Shares have climbed 24% since word of talks between the companies got out, Bloomberg reports, with shareholders cheering news of J&J’s initial $26 billion bid and, later, a sweetened offer. As a result, Clozel’s 5.03% stake in the Swiss biotech has climbed to $1.1 billion in value.
There’s just one issue: Clozel isn’t nearly as excited about striking a pact with the New Jersey company as his investors are. The chief exec doesn’t want to sell Actelion outright—the scenario J&J would prefer. Instead, it’s looking to join up with a piece of the pharma giant to form a new entity, of which J&J would become a major shareholder.

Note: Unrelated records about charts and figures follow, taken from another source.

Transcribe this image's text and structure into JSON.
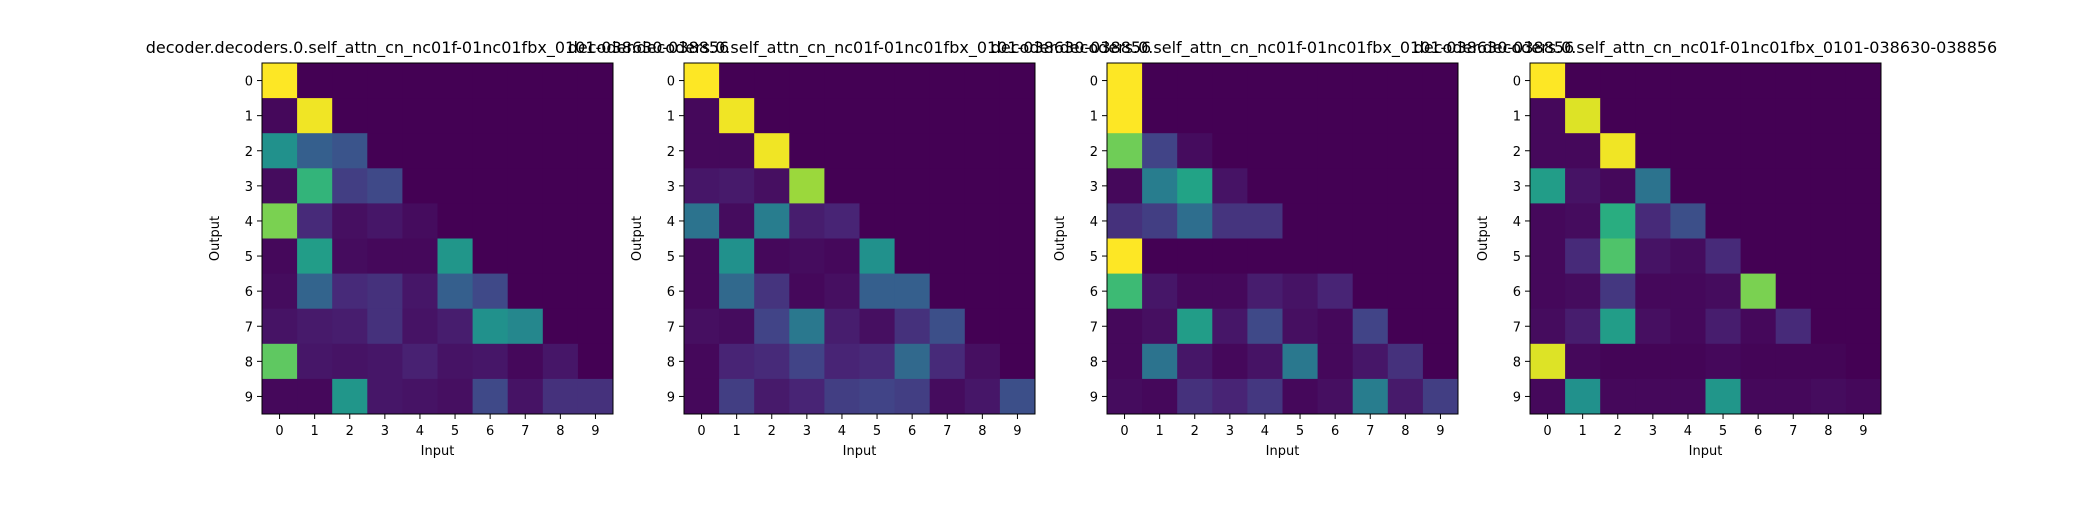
{
  "chart_data": [
    {
      "type": "heatmap",
      "title": "decoder.decoders.0.self_attn_cn_nc01f-01nc01fbx_0101-038630-038856",
      "xlabel": "Input",
      "ylabel": "Output",
      "x_ticks": [
        "0",
        "1",
        "2",
        "3",
        "4",
        "5",
        "6",
        "7",
        "8",
        "9"
      ],
      "y_ticks": [
        "0",
        "1",
        "2",
        "3",
        "4",
        "5",
        "6",
        "7",
        "8",
        "9"
      ],
      "colormap": "viridis",
      "vmin": 0,
      "vmax": 1,
      "values": [
        [
          1.0,
          0,
          0,
          0,
          0,
          0,
          0,
          0,
          0,
          0
        ],
        [
          0.02,
          0.98,
          0,
          0,
          0,
          0,
          0,
          0,
          0,
          0
        ],
        [
          0.5,
          0.3,
          0.26,
          0,
          0,
          0,
          0,
          0,
          0,
          0
        ],
        [
          0.03,
          0.65,
          0.18,
          0.22,
          0,
          0,
          0,
          0,
          0,
          0
        ],
        [
          0.8,
          0.12,
          0.04,
          0.06,
          0.03,
          0,
          0,
          0,
          0,
          0
        ],
        [
          0.02,
          0.55,
          0.03,
          0.02,
          0.02,
          0.52,
          0,
          0,
          0,
          0
        ],
        [
          0.03,
          0.32,
          0.12,
          0.14,
          0.06,
          0.3,
          0.22,
          0,
          0,
          0
        ],
        [
          0.05,
          0.07,
          0.08,
          0.14,
          0.05,
          0.08,
          0.5,
          0.46,
          0,
          0
        ],
        [
          0.75,
          0.06,
          0.05,
          0.06,
          0.09,
          0.05,
          0.06,
          0.02,
          0.06,
          0
        ],
        [
          0.02,
          0.02,
          0.52,
          0.06,
          0.05,
          0.04,
          0.22,
          0.05,
          0.14,
          0.14
        ]
      ]
    },
    {
      "type": "heatmap",
      "title": "decoder.decoders.0.self_attn_cn_nc01f-01nc01fbx_0101-038630-038856",
      "xlabel": "Input",
      "ylabel": "Output",
      "x_ticks": [
        "0",
        "1",
        "2",
        "3",
        "4",
        "5",
        "6",
        "7",
        "8",
        "9"
      ],
      "y_ticks": [
        "0",
        "1",
        "2",
        "3",
        "4",
        "5",
        "6",
        "7",
        "8",
        "9"
      ],
      "colormap": "viridis",
      "vmin": 0,
      "vmax": 1,
      "values": [
        [
          1.0,
          0,
          0,
          0,
          0,
          0,
          0,
          0,
          0,
          0
        ],
        [
          0.02,
          0.98,
          0,
          0,
          0,
          0,
          0,
          0,
          0,
          0
        ],
        [
          0.02,
          0.02,
          0.98,
          0,
          0,
          0,
          0,
          0,
          0,
          0
        ],
        [
          0.06,
          0.07,
          0.04,
          0.85,
          0,
          0,
          0,
          0,
          0,
          0
        ],
        [
          0.38,
          0.03,
          0.42,
          0.08,
          0.1,
          0,
          0,
          0,
          0,
          0
        ],
        [
          0.02,
          0.5,
          0.02,
          0.03,
          0.02,
          0.5,
          0,
          0,
          0,
          0
        ],
        [
          0.02,
          0.34,
          0.15,
          0.02,
          0.04,
          0.3,
          0.3,
          0,
          0,
          0
        ],
        [
          0.04,
          0.03,
          0.2,
          0.4,
          0.08,
          0.04,
          0.14,
          0.24,
          0,
          0
        ],
        [
          0.02,
          0.1,
          0.12,
          0.2,
          0.1,
          0.12,
          0.34,
          0.12,
          0.04,
          0
        ],
        [
          0.02,
          0.18,
          0.07,
          0.1,
          0.18,
          0.2,
          0.18,
          0.03,
          0.06,
          0.24
        ]
      ]
    },
    {
      "type": "heatmap",
      "title": "decoder.decoders.0.self_attn_cn_nc01f-01nc01fbx_0101-038630-038856",
      "xlabel": "Input",
      "ylabel": "Output",
      "x_ticks": [
        "0",
        "1",
        "2",
        "3",
        "4",
        "5",
        "6",
        "7",
        "8",
        "9"
      ],
      "y_ticks": [
        "0",
        "1",
        "2",
        "3",
        "4",
        "5",
        "6",
        "7",
        "8",
        "9"
      ],
      "colormap": "viridis",
      "vmin": 0,
      "vmax": 1,
      "values": [
        [
          1.0,
          0,
          0,
          0,
          0,
          0,
          0,
          0,
          0,
          0
        ],
        [
          1.0,
          0,
          0,
          0,
          0,
          0,
          0,
          0,
          0,
          0
        ],
        [
          0.78,
          0.2,
          0.03,
          0,
          0,
          0,
          0,
          0,
          0,
          0
        ],
        [
          0.02,
          0.42,
          0.58,
          0.05,
          0,
          0,
          0,
          0,
          0,
          0
        ],
        [
          0.14,
          0.18,
          0.36,
          0.15,
          0.15,
          0,
          0,
          0,
          0,
          0
        ],
        [
          1.0,
          0,
          0,
          0,
          0,
          0,
          0,
          0,
          0,
          0
        ],
        [
          0.68,
          0.06,
          0.02,
          0.02,
          0.08,
          0.05,
          0.1,
          0,
          0,
          0
        ],
        [
          0.02,
          0.04,
          0.55,
          0.06,
          0.22,
          0.04,
          0.02,
          0.2,
          0,
          0
        ],
        [
          0.02,
          0.38,
          0.06,
          0.02,
          0.05,
          0.4,
          0.02,
          0.06,
          0.14,
          0
        ],
        [
          0.03,
          0.02,
          0.14,
          0.1,
          0.16,
          0.02,
          0.04,
          0.42,
          0.07,
          0.18
        ]
      ]
    },
    {
      "type": "heatmap",
      "title": "decoder.decoders.0.self_attn_cn_nc01f-01nc01fbx_0101-038630-038856",
      "xlabel": "Input",
      "ylabel": "Output",
      "x_ticks": [
        "0",
        "1",
        "2",
        "3",
        "4",
        "5",
        "6",
        "7",
        "8",
        "9"
      ],
      "y_ticks": [
        "0",
        "1",
        "2",
        "3",
        "4",
        "5",
        "6",
        "7",
        "8",
        "9"
      ],
      "colormap": "viridis",
      "vmin": 0,
      "vmax": 1,
      "values": [
        [
          1.0,
          0,
          0,
          0,
          0,
          0,
          0,
          0,
          0,
          0
        ],
        [
          0.02,
          0.95,
          0,
          0,
          0,
          0,
          0,
          0,
          0,
          0
        ],
        [
          0.02,
          0.02,
          0.98,
          0,
          0,
          0,
          0,
          0,
          0,
          0
        ],
        [
          0.55,
          0.05,
          0.02,
          0.38,
          0,
          0,
          0,
          0,
          0,
          0
        ],
        [
          0.02,
          0.03,
          0.62,
          0.12,
          0.24,
          0,
          0,
          0,
          0,
          0
        ],
        [
          0.02,
          0.12,
          0.72,
          0.05,
          0.03,
          0.12,
          0,
          0,
          0,
          0
        ],
        [
          0.02,
          0.03,
          0.16,
          0.02,
          0.02,
          0.03,
          0.8,
          0,
          0,
          0
        ],
        [
          0.03,
          0.08,
          0.55,
          0.04,
          0.02,
          0.08,
          0.02,
          0.12,
          0,
          0
        ],
        [
          0.95,
          0.02,
          0.01,
          0.01,
          0.01,
          0.02,
          0.01,
          0.01,
          0.01,
          0
        ],
        [
          0.02,
          0.5,
          0.02,
          0.02,
          0.02,
          0.52,
          0.02,
          0.02,
          0.03,
          0.02
        ]
      ]
    }
  ]
}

“He believes in an independent Actelion and he doesn’t believe in mergers just to create size,” Rx Securities managing director Samir Devani told the Financial Times of Clozel, who has already dodged an $18.9 billion bid from fellow rare-disease drugmaker Shire and recorded a 2011 triumph over activist hedge fund Elliott Advisors.
Meanwhile, Actelion’s surge in price may also have put off some other potential bidders. It’s now well out of the price range of rumored white knight prospect Novartis, for one, according to the company’s CEO.
"We have always said that we will concentrate on complementary acquisitions in the range of $2 billion to $5 billion," Novartis head honcho Joe Jimenez told Swiss Sunday newspaper SonntagsBlick.
Event-driven hedge funds, though, are still betting on an outright buy from J&J or another pharma peer. Dozens of them have socked money into the Swiss biotech firm, Reuters reports.
"This time it's different. It has not been outright rejected. That's an indication that you can go a little bit bigger," Case Equity Partners managing partner Michael Wegener told the news service.
"We don't think Clozel is going to fight," another hedge fund manager added.